Dan kau yang menyukai keteraturan tidak mengharapkan kehadirannya.
Ben tidak peduli
dengan kekesalanmu. Suamimu terlalu senang dengan kehadiran bayi—yang dia sebut
hadiah dari surga—di gendongannya. Dia membawa bayi itu ke kamar kalian sambil
berseloroh tentang nama yang cocok untuk bayi itu.
“Bagaimana kalau
Lisa? Nama itu sangat populer beberapa tahun ini. Atau bagaimana kalau Andin?

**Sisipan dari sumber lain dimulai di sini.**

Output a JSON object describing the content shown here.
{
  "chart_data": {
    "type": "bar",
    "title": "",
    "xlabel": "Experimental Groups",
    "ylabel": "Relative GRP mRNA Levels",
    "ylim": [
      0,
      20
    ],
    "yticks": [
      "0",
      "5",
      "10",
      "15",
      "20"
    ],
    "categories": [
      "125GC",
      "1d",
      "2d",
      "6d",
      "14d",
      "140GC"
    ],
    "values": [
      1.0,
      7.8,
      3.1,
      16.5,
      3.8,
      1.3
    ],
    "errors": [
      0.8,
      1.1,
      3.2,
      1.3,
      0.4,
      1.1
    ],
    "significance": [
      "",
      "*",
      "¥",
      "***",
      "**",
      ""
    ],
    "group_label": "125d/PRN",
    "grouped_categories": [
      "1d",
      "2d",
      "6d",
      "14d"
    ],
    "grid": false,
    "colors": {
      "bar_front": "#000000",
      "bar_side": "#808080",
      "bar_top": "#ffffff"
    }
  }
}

Nama itu sangat populer. Ah, tidak, nama anak kita haruslah spesial dan tidak
ada yang menyamai.”
Kau masih saja
diam ketika Ben meletakkan bayi itu ke ranjang kalian dan detik berikutnya bayi
itu mengompol disertai tangis yang memekakkan telinga. Keonaran pertama dalam
rumahmu karena kehadiran seorang bayi.
“Sayang, lakukan
sesuatu, bayi kita menangis.”
Kau hanya
menggeleng pelan tak menghiraukan kepanikan Ben. Kau bahkan tak tahu dari mana
sebenarnya bayi itu berasal. Seekor bangau tong-tong tidak mungkin membawanya
dari surga seperti yang Ben katakan. Itu hanya dongeng masa kecil.
Kau mulai
berpikir tentang teman sekantor Ben yang seksi yang terang-terangan menggoda
suamimu itu. Mungkin saja mereka telah bermain di belakangmu dan kini bayi
hasil hubungan gelap mereka dibawa ke rumah kalian; bangau tong-tong hanya
bualan Ben semata. Meski kau ragu dengan pikiranmu sendiri. Kau tahu Ben sangat
mencintaimu. Sangat. Dan kau tahu suamimu itu tidak akan pernah mengkhianatimu.
“Namanya Yara,
artinya kupu-kupu kecil. Cantik, bukan?” Ben masih saja sibuk memikirkan nama
bayi yang entah berasal dari mana itu, sedangkan kau, dalam otakmu penuh dengan
kemungkinan dari mana sebenarnya bayi itu berasal.
“Katakan, wanita
mana yang sudah kauhamili hingga bayi itu lahir?” Kau tak lagi bisa membendung
rasa penasaranmu; yang pasti seekor bangau tidak mungkin menjadi jawaban atas
hadirnya bayi yang sejak sore tadi hingga malam entah sudah menangis berapa puluh
kali. Kini bayi itu bersama seorang pengasuh yang secara mendadak harus kau
sewa karena kau tidak mau terus mendengar suara tangisannya apalagi mengganti
popoknya yang basah, sedangkan Ben yang sejak pernikahan kalian menginginkan
seorang bayi hanya bisa panik setiap kali bayi itu menangis atau mengompol.
“Wanita apa?
Hanya kau satu-satunya wanita yang aku punya.”
“Ben, seekor
bangau tidak mungkin membawa bayi itu dari surga, apalagi diberikan pada sebuah
keluarga. Itu hanya dongeng.” Kau memijit pelan pelipismu yang terasa pening.
Suamimu mengacak
rambutnya karena frustrasi, tapi kau jelas lebih frustrasi dalam hal ini.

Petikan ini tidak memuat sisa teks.